Gray pitched well his previous two starts while displaying good command of the strike zone. Tonight, he found a way to pitch well despite some pretty obvious command issues, especially as the night progressed.
The right-hander got out of jams in the second and fifth innings, innings that each began with a leadoff double and later included a walk. He wasn’t quite as fortunate in the fourth, when he surrendered an RBI single to Austin Hays but was bailed out from another future damage when Keibert Ruiz snagged Stone Garrett’s wild throw from left field and nabbed Hays trying to advance to second.
Relying heavily on breaking balls instead of fastballs – 69 of his 98 total pitches were cutters, sliders or curveballs – Gray was effectively wild.
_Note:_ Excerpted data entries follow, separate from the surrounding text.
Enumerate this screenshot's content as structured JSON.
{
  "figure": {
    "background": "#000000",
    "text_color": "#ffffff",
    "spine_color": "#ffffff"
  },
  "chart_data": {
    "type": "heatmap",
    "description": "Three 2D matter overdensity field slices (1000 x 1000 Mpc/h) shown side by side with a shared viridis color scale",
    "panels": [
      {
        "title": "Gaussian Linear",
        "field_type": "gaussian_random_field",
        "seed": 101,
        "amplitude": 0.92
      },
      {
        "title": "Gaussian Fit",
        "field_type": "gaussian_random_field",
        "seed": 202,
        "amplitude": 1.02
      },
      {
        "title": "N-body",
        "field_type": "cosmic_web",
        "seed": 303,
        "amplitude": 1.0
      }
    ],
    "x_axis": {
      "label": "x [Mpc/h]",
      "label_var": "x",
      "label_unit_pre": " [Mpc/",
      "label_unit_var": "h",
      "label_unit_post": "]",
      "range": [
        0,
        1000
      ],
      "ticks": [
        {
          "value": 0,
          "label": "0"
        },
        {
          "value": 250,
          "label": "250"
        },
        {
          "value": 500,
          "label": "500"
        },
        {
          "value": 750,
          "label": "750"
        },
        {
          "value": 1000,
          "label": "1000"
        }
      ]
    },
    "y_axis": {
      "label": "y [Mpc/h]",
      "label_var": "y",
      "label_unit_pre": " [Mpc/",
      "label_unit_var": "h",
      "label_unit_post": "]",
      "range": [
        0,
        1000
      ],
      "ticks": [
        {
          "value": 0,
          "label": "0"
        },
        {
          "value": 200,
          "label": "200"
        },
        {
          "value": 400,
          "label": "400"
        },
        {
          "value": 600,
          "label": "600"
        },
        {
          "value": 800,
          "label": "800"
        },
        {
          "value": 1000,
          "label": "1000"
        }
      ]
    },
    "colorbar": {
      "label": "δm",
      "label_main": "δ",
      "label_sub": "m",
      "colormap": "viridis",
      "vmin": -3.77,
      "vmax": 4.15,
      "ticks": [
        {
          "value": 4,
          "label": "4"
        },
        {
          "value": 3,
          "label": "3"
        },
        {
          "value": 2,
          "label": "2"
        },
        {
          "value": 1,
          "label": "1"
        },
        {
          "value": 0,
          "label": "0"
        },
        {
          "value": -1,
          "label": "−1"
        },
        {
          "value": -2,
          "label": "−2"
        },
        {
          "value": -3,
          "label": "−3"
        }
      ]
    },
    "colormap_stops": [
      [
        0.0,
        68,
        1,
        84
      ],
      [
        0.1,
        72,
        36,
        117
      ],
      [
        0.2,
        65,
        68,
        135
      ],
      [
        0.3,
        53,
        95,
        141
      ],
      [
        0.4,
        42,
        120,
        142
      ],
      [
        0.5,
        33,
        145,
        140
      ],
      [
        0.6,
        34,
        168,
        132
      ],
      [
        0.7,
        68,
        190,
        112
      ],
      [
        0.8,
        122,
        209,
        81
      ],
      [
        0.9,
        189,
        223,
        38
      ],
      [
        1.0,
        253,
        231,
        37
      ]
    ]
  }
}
His best pitch of the night might well have been a 3-2 cutter to strike out Cedric Mullins in the top of the third, further evidence of his growing confidence in that newly added pitch.
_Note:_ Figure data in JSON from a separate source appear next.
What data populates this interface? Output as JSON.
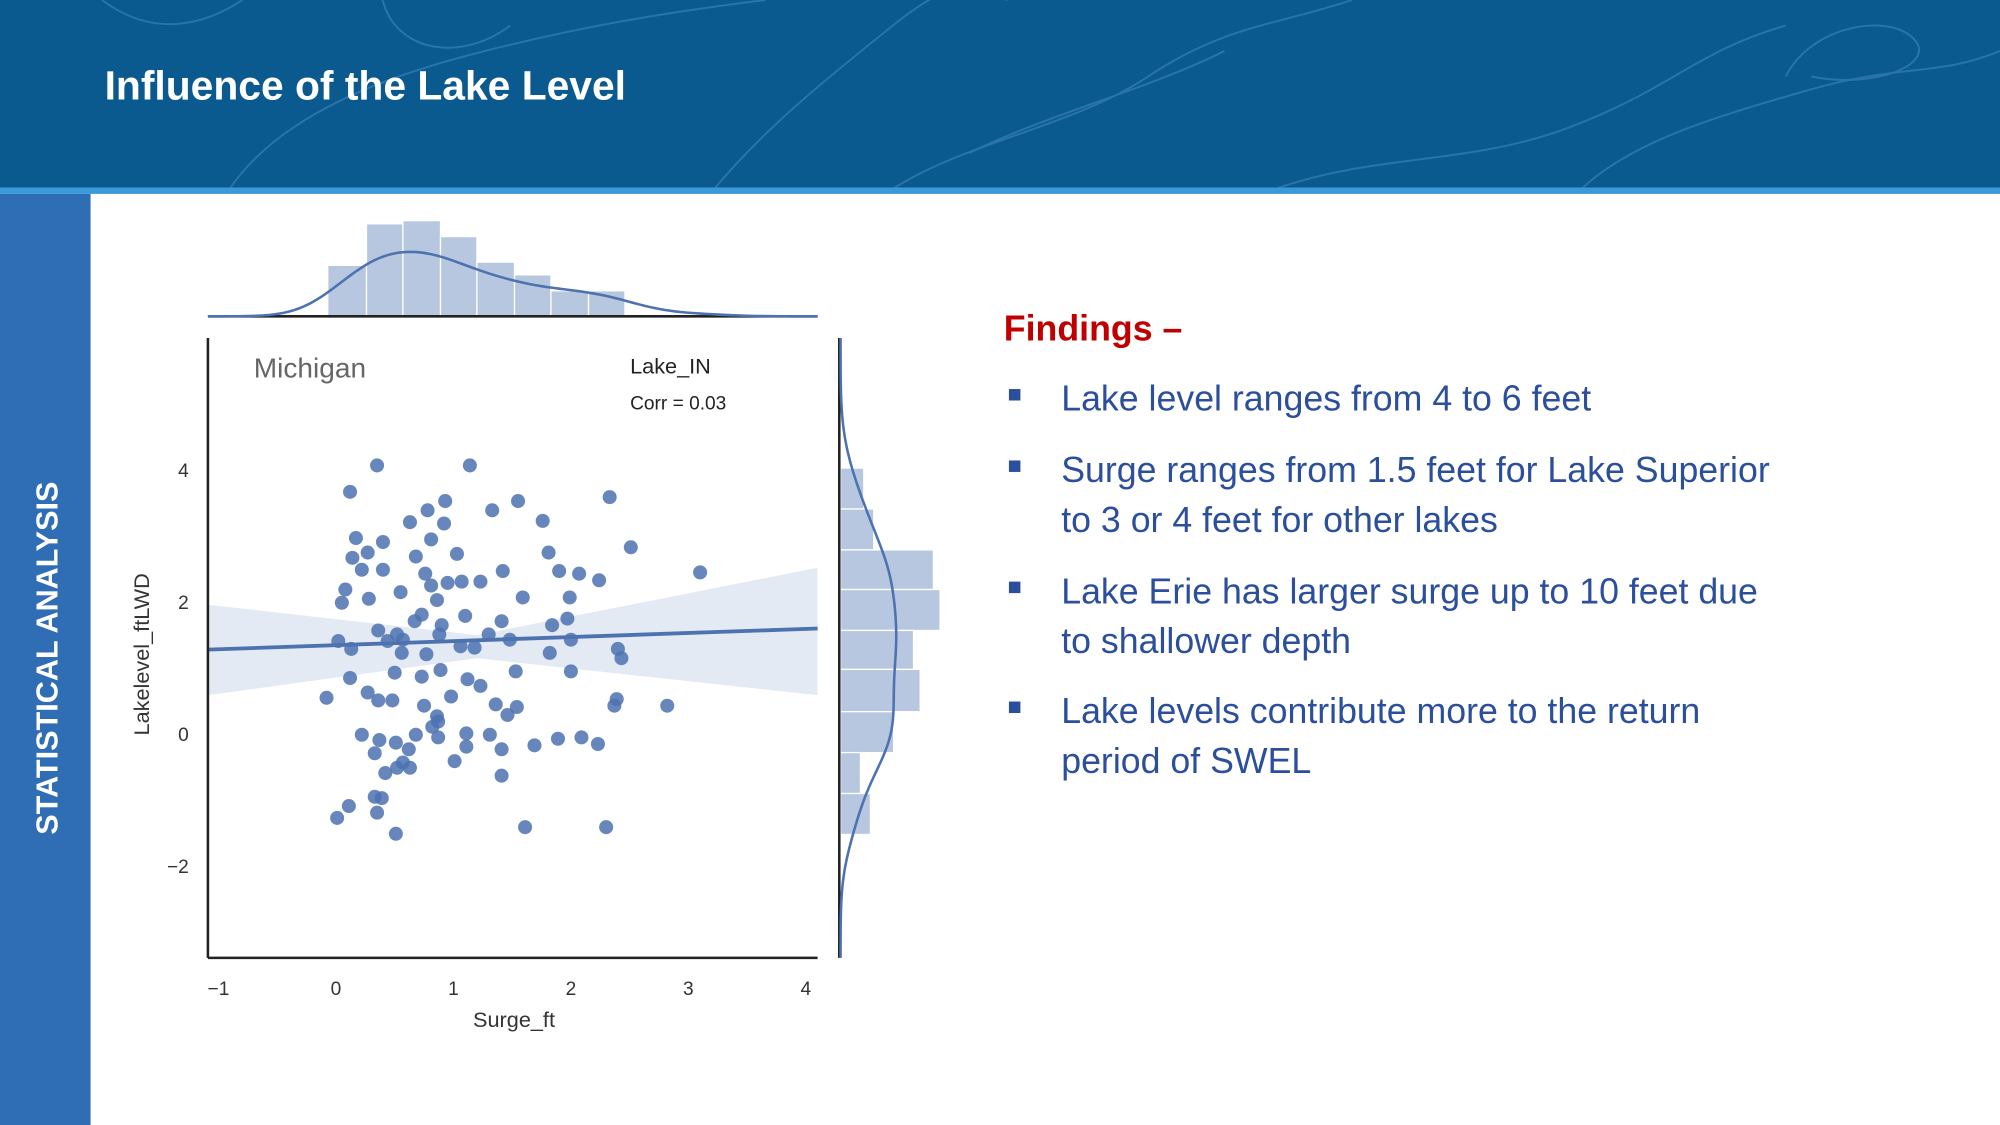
{
  "header": {
    "title": "Influence of the Lake Level"
  },
  "sidebar": {
    "label": "STATISTICAL ANALYSIS"
  },
  "findings": {
    "heading": "Findings –",
    "bullets": [
      {
        "lines": [
          "Lake level ranges from 4 to 6 feet"
        ]
      },
      {
        "lines": [
          "Surge ranges from 1.5 feet for Lake Superior",
          "to 3 or 4 feet for other lakes"
        ]
      },
      {
        "lines": [
          "Lake Erie has larger surge up to 10 feet due",
          "to shallower depth"
        ]
      },
      {
        "lines": [
          "Lake levels contribute more to the return",
          "period of SWEL"
        ]
      }
    ]
  },
  "chart_data": {
    "type": "scatter",
    "panel_label": "Michigan",
    "legend_title": "Lake_IN",
    "annotation": "Corr = 0.03",
    "x_label": "Surge_ft",
    "y_label": "Lakelevel_ftLWD",
    "color": "#4c72b0",
    "xlim": [
      -1.09,
      4.1
    ],
    "ylim": [
      -3.38,
      6.01
    ],
    "xticks": [
      {
        "value": -1,
        "label": "−1"
      },
      0,
      1,
      2,
      3,
      4
    ],
    "yticks": [
      {
        "value": -2,
        "label": "−2"
      },
      0,
      2,
      4
    ],
    "x": [
      0.35,
      0.12,
      1.14,
      2.33,
      1.55,
      1.33,
      0.93,
      0.78,
      1.76,
      0.63,
      0.92,
      0.17,
      0.4,
      0.81,
      2.51,
      0.27,
      0.14,
      0.68,
      1.03,
      1.81,
      0.22,
      0.76,
      1.42,
      1.9,
      2.07,
      3.1,
      0.4,
      0.08,
      0.55,
      0.81,
      0.95,
      1.07,
      1.23,
      1.59,
      1.99,
      2.24,
      0.28,
      0.05,
      0.86,
      0.73,
      0.36,
      0.52,
      0.67,
      0.9,
      1.1,
      1.41,
      1.84,
      1.97,
      0.02,
      0.44,
      0.57,
      0.88,
      1.3,
      1.48,
      2.0,
      2.4,
      0.13,
      0.56,
      0.77,
      1.06,
      1.18,
      1.82,
      2.43,
      0.12,
      0.5,
      0.73,
      0.89,
      1.12,
      1.23,
      1.53,
      2.0,
      -0.08,
      0.27,
      0.36,
      0.48,
      0.75,
      0.98,
      0.86,
      1.36,
      1.54,
      2.39,
      2.37,
      2.82,
      0.82,
      0.87,
      1.46,
      0.22,
      0.68,
      0.37,
      0.51,
      0.87,
      1.11,
      1.31,
      0.33,
      0.62,
      1.11,
      1.41,
      1.69,
      1.89,
      2.09,
      2.23,
      0.57,
      0.52,
      1.01,
      0.63,
      1.41,
      0.42,
      0.33,
      0.39,
      0.11,
      0.35,
      0.01,
      1.61,
      2.3,
      0.51
    ],
    "values": [
      4.08,
      3.68,
      4.08,
      3.6,
      3.54,
      3.4,
      3.54,
      3.4,
      3.24,
      3.22,
      3.2,
      2.98,
      2.92,
      2.96,
      2.84,
      2.76,
      2.68,
      2.7,
      2.74,
      2.76,
      2.5,
      2.44,
      2.48,
      2.48,
      2.44,
      2.46,
      2.5,
      2.2,
      2.16,
      2.26,
      2.3,
      2.32,
      2.32,
      2.08,
      2.08,
      2.34,
      2.06,
      2.0,
      2.04,
      1.82,
      1.58,
      1.52,
      1.72,
      1.66,
      1.8,
      1.72,
      1.66,
      1.76,
      1.42,
      1.42,
      1.44,
      1.52,
      1.52,
      1.44,
      1.44,
      1.3,
      1.3,
      1.24,
      1.22,
      1.34,
      1.32,
      1.24,
      1.16,
      0.86,
      0.94,
      0.88,
      0.98,
      0.84,
      0.74,
      0.96,
      0.96,
      0.56,
      0.64,
      0.52,
      0.52,
      0.44,
      0.58,
      0.28,
      0.46,
      0.42,
      0.54,
      0.44,
      0.44,
      0.12,
      0.2,
      0.3,
      0,
      0,
      -0.08,
      -0.12,
      -0.04,
      0.02,
      0,
      -0.28,
      -0.22,
      -0.18,
      -0.22,
      -0.16,
      -0.06,
      -0.04,
      -0.14,
      -0.42,
      -0.5,
      -0.4,
      -0.5,
      -0.62,
      -0.58,
      -0.94,
      -0.96,
      -1.08,
      -1.18,
      -1.26,
      -1.4,
      -1.4,
      -1.5
    ],
    "regression": {
      "x": [
        -1.09,
        4.1
      ],
      "y": [
        1.29,
        1.61
      ]
    },
    "confidence_band": {
      "x": [
        -1.09,
        1.2,
        4.1
      ],
      "upper": [
        1.97,
        1.51,
        2.53
      ],
      "lower": [
        0.6,
        1.16,
        0.6
      ]
    },
    "x_hist": {
      "bins": [
        -0.07,
        0.26,
        0.57,
        0.89,
        1.2,
        1.52,
        1.83,
        2.15,
        2.46
      ],
      "counts": [
        16,
        29,
        30,
        25,
        17,
        13,
        8,
        8
      ]
    },
    "y_hist": {
      "bins": [
        4.04,
        3.42,
        2.8,
        2.2,
        1.58,
        0.99,
        0.35,
        -0.27,
        -0.89,
        -1.51
      ],
      "counts": [
        7,
        10,
        28,
        30,
        22,
        24,
        16,
        6,
        9
      ]
    }
  }
}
"It's been huge," he said of the cutter. "Today was the most I've thrown it yet. To see foul balls, a few swing-and-misses, some softer contact in pitcher counts and hitter counts, it boosts your confidence with the pitch."
With his command clearly fading, Gray was given an opportunity to re-take the mound for the top of the sixth, his pitch count at 89. Mason Thompson was already warming in the bullpen, so the leash was obviously going to be short. It turned out to be only one batter, with a 9-pitch walk of Anthony Santander drawing Davey Martinez from the dugout to take the ball from his starter.
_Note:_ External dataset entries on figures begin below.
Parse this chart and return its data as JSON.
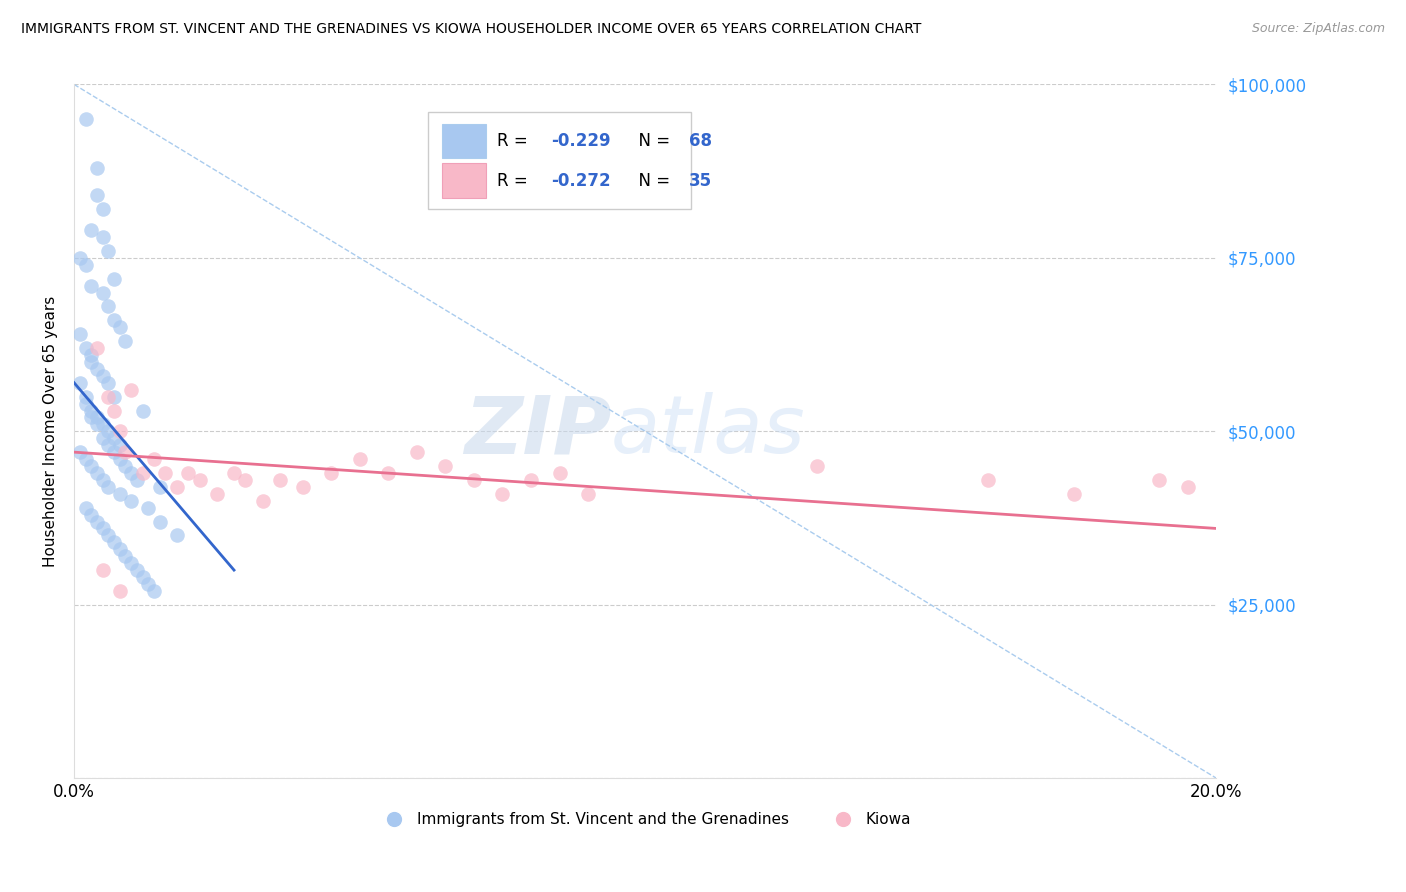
{
  "title": "IMMIGRANTS FROM ST. VINCENT AND THE GRENADINES VS KIOWA HOUSEHOLDER INCOME OVER 65 YEARS CORRELATION CHART",
  "source": "Source: ZipAtlas.com",
  "ylabel": "Householder Income Over 65 years",
  "x_min": 0.0,
  "x_max": 0.2,
  "y_min": 0,
  "y_max": 100000,
  "y_ticks": [
    0,
    25000,
    50000,
    75000,
    100000
  ],
  "y_tick_labels": [
    "",
    "$25,000",
    "$50,000",
    "$75,000",
    "$100,000"
  ],
  "x_ticks": [
    0.0,
    0.05,
    0.1,
    0.15,
    0.2
  ],
  "legend_blue_r": "-0.229",
  "legend_blue_n": "68",
  "legend_pink_r": "-0.272",
  "legend_pink_n": "35",
  "blue_color": "#A8C8F0",
  "pink_color": "#F8B8C8",
  "blue_line_color": "#3366CC",
  "pink_line_color": "#E87090",
  "diag_line_color": "#AACCEE",
  "watermark_zip": "ZIP",
  "watermark_atlas": "atlas",
  "blue_scatter_x": [
    0.002,
    0.004,
    0.004,
    0.005,
    0.003,
    0.006,
    0.005,
    0.007,
    0.001,
    0.002,
    0.003,
    0.005,
    0.006,
    0.008,
    0.007,
    0.009,
    0.001,
    0.002,
    0.003,
    0.003,
    0.004,
    0.005,
    0.006,
    0.007,
    0.001,
    0.002,
    0.003,
    0.004,
    0.005,
    0.006,
    0.007,
    0.008,
    0.002,
    0.003,
    0.004,
    0.005,
    0.006,
    0.007,
    0.008,
    0.009,
    0.001,
    0.002,
    0.003,
    0.004,
    0.005,
    0.006,
    0.008,
    0.01,
    0.012,
    0.015,
    0.01,
    0.011,
    0.013,
    0.015,
    0.018,
    0.002,
    0.003,
    0.004,
    0.005,
    0.006,
    0.007,
    0.008,
    0.009,
    0.01,
    0.011,
    0.012,
    0.013,
    0.014
  ],
  "blue_scatter_y": [
    95000,
    88000,
    84000,
    82000,
    79000,
    76000,
    78000,
    72000,
    75000,
    74000,
    71000,
    70000,
    68000,
    65000,
    66000,
    63000,
    64000,
    62000,
    60000,
    61000,
    59000,
    58000,
    57000,
    55000,
    57000,
    55000,
    53000,
    52000,
    51000,
    50000,
    49000,
    48000,
    54000,
    52000,
    51000,
    49000,
    48000,
    47000,
    46000,
    45000,
    47000,
    46000,
    45000,
    44000,
    43000,
    42000,
    41000,
    40000,
    53000,
    42000,
    44000,
    43000,
    39000,
    37000,
    35000,
    39000,
    38000,
    37000,
    36000,
    35000,
    34000,
    33000,
    32000,
    31000,
    30000,
    29000,
    28000,
    27000
  ],
  "pink_scatter_x": [
    0.004,
    0.006,
    0.007,
    0.008,
    0.009,
    0.01,
    0.012,
    0.014,
    0.016,
    0.018,
    0.02,
    0.022,
    0.025,
    0.028,
    0.03,
    0.033,
    0.036,
    0.04,
    0.045,
    0.05,
    0.055,
    0.06,
    0.065,
    0.07,
    0.075,
    0.08,
    0.085,
    0.09,
    0.005,
    0.008,
    0.13,
    0.16,
    0.175,
    0.19,
    0.195
  ],
  "pink_scatter_y": [
    62000,
    55000,
    53000,
    50000,
    47000,
    56000,
    44000,
    46000,
    44000,
    42000,
    44000,
    43000,
    41000,
    44000,
    43000,
    40000,
    43000,
    42000,
    44000,
    46000,
    44000,
    47000,
    45000,
    43000,
    41000,
    43000,
    44000,
    41000,
    30000,
    27000,
    45000,
    43000,
    41000,
    43000,
    42000
  ],
  "blue_line_x": [
    0.0,
    0.028
  ],
  "blue_line_y": [
    57000,
    30000
  ],
  "pink_line_x": [
    0.0,
    0.2
  ],
  "pink_line_y": [
    47000,
    36000
  ],
  "diag_line_x": [
    0.0,
    0.2
  ],
  "diag_line_y": [
    100000,
    0
  ]
}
"Towards the end there, he started getting the ball up a little bit," Martinez said. "The sixth inning, we were just going to go batter-by-batter with him, and see where he goes. He started getting the ball up a little bit. He had a long at-bat against Santander. I thought that was the right time to take him out."
Four starts in, Gray has shown real improvement from 2022. He served up back-to-back homers to the first two batters he faced way back on April 1, but only two more in 21 innings since. He owns a 3.74 ERA. But he does not own a win, because his teammates have supplied him with zero run support.
Flash back to the ninth inning of that April 1 game against the Braves, when Ruiz launched a ball into the third deck down the right field line at Nationals Park, the seat it struck having since been painted red to denote the feat. That’s still the only run the Nats have scored in a game started by Gray this season, and it came when they were down 7-0 in the bottom of the ninth, the right-hander having long since departed.
"He's been really good," Martinez said. "He understands that he's giving us an opportunity to win some ballgames, and he's keeping us right there. I told him: 'Hang in there. We'll score some runs for you.' But he's pitching really well."
Their best chance tonight came in the bottom of the third, but they turned it into a calamity of bad fundamental baseball. CJ Abrams drew a leadoff walk to set the stage, then got a huge jump on Kremer and had second base stolen with ease … except for the fact Victor Robles fouled off a bunt attempt on the pitch, sending Abrams back to first.
"Vic should've pulled back (the bunt attempt)," Martinez said. "And then he tried to bunt again, and we got to 3-2. At that moment, it was kind of more a free hit-and-run with CJ able to run right there."
Kremer would proceed to make two pickoff attempts later in the at-bat, which should’ve given Abrams free reign to get another huge jump. The young shortstop, though, couldn’t pull the trigger for some reason. No worries, because Baltimore third baseman Gunnar Henderson gift-wrapped a golden scoring opportunity to the Nationals when he threw wild to first on Robles’ grounder, putting runners on second and third with nobody out.
What happened? Three straight strikeouts from Lane Thomas, Smith and Joey Meneses, the first two in a particularly egregious manner, to kill the only rally the Nats came close to mounting tonight.
"You've just got to do what you can to try to get the job done," said Smith, who went 1-for-4 with two strikeouts. "We haven't been able to do it as often as we'd like. We've just got to keep working, keep battling and keep grinding, and the ball will bounce our way."